The "post_action" is actually python code which will execute after the normal value mapping was done. In this case it is used to manipulate the value before it is applied to the dataref. You have two variables present in the post_action and pre_action: "value" and "data"
"value" is the currently calculated mapped value. "data" is the original value of the dataref.
The "pre_action" will execute before the value will be mapped.
At last we have "steps=9" and "steps=19". This defines a mapping "grid". So values will increase/decrease in hard steps instead of increasing/decreasing gradually. This was used here to increase the dataref by exactly 1 only in the first dataref-mapping and by exactly 5 only in the second.

Using python code in data_range and midi_range can be helpfull also. An example for this is the propeller rotation speed control:


This dataref-mapping will use two other dataref values for the min. and max. values. Note that the python code will only execute once, when the mappings are loaded.

List of available mapping-definitions (placeholders are within {} ):

preset={preset_name}		Name of a definition preset defined in midi_control_presets.ini
n={number}			Number of the key or knob or button on the midi device
type={Signal-Type}		Type of midi in signal to listen for. See above for possible signal types.
toggle=true			Sets this midi mapping into toggle mode. Usefull for On/Off switches.
relative=true			Makes value changes relative. This will add or substract values from the dataref. Usefull for infinite rotating knobs.
additive=true			Makes value changes additive. This is similar to relative but also works for non infinite knobs/pedals.
steps={number}			Will change dataref values according to midi in values in a "grid". The data_range will be divided into the number of steps and value changes will only happen within the resulting step size.
midi_range=[{from},{to}]	The midi in signal will be mapped between those values to the data_range. It will also only update the dataref value if the midi signal is within the range.
data_range=[{from},{to}]	The value range of the dataref the midi_range will be mapped to.
data_min={number}		The minimal value the dataref can reach no matter what was set in data_range. This is especially usefull for relative or additive mappings.
data_max={number}		The maximal value the dataref can reach no matter what was set in data_range. This is especially usefull for relative or additive mappings.
pre_action={python code}	Python code that executes before the mapped value will update the dataref. It must return a value. That value will update the dataref. Available variables are "value" = the current mapped value and "data" = the original value of the dataref.
post_action={python code}	Python code that executes after the pre_action, right before data_min and data_max are applied. See pre_action for details.
pre_execute={python code}	Python code that will be executed before actuall value mapping occurs and right after the pre_action. It does not have to return a value. Available variables are "value" and "data" (See pre_action).
post_execute={python code}	Python code that will be executed after the dataref was updated. See pre_execute for details.

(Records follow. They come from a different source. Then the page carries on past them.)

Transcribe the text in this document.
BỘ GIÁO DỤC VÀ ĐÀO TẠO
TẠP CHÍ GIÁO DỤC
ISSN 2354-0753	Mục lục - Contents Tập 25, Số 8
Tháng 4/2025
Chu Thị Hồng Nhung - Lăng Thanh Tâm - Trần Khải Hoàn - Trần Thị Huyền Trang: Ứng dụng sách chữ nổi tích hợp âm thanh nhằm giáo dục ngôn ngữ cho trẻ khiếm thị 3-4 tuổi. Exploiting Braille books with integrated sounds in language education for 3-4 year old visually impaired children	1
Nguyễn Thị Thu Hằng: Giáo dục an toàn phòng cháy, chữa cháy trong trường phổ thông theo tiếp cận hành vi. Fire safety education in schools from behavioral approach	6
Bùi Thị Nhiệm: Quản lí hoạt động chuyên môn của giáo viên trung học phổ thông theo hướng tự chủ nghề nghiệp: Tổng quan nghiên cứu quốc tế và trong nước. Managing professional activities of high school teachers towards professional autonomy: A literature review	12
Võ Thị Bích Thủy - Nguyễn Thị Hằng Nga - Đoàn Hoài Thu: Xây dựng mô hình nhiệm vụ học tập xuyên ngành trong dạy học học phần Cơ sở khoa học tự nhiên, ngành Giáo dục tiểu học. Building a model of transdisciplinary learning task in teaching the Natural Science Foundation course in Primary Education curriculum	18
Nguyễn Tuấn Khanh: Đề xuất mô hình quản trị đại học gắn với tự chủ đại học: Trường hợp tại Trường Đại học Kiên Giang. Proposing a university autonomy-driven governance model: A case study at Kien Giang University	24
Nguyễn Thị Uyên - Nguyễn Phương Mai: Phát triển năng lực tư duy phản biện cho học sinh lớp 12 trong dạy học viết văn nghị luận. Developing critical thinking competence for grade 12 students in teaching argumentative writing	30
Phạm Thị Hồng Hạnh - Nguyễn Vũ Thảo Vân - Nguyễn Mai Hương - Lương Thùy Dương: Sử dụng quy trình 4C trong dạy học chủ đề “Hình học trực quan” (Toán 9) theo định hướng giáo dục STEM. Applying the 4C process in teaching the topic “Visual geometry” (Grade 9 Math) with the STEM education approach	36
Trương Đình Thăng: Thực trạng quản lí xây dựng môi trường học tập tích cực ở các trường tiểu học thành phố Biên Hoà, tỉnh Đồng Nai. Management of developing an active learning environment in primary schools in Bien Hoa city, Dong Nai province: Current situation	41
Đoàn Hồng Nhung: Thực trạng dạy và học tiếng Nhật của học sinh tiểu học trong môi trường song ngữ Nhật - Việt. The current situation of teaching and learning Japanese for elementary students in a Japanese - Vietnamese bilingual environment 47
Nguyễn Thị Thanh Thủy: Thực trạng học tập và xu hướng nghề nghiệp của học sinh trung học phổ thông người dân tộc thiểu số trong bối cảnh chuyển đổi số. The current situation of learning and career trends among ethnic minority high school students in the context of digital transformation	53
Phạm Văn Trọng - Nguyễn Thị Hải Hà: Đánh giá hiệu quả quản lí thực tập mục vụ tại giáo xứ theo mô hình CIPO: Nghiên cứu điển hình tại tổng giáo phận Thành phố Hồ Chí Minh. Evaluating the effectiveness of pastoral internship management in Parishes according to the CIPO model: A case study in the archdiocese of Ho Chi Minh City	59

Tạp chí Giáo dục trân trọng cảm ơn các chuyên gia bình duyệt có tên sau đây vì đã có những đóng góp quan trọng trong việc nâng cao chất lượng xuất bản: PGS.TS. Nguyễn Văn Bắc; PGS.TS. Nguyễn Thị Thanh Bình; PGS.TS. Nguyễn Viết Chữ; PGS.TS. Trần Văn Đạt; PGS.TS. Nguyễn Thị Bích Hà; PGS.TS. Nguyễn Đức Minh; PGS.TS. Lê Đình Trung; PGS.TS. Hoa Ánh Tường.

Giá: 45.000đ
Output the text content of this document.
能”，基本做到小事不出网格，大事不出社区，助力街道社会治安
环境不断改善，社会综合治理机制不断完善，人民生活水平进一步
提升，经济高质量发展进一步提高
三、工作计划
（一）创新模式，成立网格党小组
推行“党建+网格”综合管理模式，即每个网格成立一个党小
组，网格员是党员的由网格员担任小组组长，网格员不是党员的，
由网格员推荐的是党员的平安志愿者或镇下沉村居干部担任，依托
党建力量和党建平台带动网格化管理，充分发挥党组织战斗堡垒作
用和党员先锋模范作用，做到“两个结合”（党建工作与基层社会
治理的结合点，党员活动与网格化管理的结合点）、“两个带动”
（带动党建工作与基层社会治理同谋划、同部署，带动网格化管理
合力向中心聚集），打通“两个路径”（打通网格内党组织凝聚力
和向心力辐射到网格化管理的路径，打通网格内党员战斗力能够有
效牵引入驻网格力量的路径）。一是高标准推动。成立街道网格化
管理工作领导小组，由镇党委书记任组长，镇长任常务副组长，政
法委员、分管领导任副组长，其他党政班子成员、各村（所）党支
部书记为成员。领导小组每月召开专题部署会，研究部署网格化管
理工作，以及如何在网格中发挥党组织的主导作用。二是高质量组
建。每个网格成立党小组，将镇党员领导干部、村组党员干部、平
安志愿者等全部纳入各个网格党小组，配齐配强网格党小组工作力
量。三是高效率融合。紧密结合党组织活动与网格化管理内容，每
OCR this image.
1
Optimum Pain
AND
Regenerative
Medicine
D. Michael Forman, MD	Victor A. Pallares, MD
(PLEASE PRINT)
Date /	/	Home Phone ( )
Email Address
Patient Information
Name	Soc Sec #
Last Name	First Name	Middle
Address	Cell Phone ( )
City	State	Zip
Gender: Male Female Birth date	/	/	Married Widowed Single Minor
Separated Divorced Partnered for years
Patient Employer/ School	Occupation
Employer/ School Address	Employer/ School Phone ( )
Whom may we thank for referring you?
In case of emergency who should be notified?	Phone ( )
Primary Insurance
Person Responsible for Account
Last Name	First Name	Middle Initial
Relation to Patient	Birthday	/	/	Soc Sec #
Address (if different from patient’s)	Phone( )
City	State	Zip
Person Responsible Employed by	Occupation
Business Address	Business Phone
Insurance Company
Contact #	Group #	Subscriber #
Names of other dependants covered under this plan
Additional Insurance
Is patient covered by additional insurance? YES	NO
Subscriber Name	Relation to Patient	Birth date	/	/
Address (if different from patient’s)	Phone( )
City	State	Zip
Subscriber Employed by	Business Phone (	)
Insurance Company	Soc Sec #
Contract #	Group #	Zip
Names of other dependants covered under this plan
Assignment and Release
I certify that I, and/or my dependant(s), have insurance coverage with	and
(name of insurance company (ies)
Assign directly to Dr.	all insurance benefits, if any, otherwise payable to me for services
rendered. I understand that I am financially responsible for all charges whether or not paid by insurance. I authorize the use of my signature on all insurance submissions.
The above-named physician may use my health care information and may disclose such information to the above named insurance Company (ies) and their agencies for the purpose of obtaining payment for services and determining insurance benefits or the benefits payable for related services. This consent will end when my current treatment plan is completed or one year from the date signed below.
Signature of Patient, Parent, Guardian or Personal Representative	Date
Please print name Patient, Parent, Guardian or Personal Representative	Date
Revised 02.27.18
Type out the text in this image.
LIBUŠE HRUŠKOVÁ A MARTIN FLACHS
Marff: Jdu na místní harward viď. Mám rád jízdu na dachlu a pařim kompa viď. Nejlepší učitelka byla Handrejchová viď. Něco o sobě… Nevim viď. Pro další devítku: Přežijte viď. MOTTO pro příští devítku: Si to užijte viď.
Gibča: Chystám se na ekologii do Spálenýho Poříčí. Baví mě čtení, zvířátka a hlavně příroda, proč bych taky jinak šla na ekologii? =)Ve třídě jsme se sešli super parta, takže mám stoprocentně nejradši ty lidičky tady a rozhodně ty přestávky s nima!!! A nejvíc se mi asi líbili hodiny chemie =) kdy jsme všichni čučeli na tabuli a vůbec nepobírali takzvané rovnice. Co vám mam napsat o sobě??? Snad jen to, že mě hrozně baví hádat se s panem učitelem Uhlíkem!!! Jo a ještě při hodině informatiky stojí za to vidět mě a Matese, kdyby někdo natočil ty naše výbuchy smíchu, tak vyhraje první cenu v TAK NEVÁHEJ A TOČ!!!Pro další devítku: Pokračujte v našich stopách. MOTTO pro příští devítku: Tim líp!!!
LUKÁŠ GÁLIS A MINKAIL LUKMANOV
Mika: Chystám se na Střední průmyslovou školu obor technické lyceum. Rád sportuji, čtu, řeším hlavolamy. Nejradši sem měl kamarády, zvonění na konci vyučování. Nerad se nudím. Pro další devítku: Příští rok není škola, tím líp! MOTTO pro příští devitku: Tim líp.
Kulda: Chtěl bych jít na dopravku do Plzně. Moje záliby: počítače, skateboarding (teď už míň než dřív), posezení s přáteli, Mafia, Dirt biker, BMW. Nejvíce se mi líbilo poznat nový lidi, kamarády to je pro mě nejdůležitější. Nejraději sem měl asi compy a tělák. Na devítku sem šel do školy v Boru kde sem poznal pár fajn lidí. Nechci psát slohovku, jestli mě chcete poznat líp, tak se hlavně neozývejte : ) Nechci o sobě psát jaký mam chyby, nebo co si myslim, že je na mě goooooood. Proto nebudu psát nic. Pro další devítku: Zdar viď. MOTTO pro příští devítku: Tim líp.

Available python helper functions (you can use those in pre_action,post_action,pre_execute and post_execute):

getDataref(dataref,index = 0)			- This function returns the current value of a given dataref or None if the dataref was not found. If the dataref is an array an optional index can be passed.
setDataref(dataref,value,index = 0,length = 1)	- This function sets the value of a given dataref. If the dataref is an array a starting index and a length can be specified. The value will be written at starting at the index and continuing until length was reached.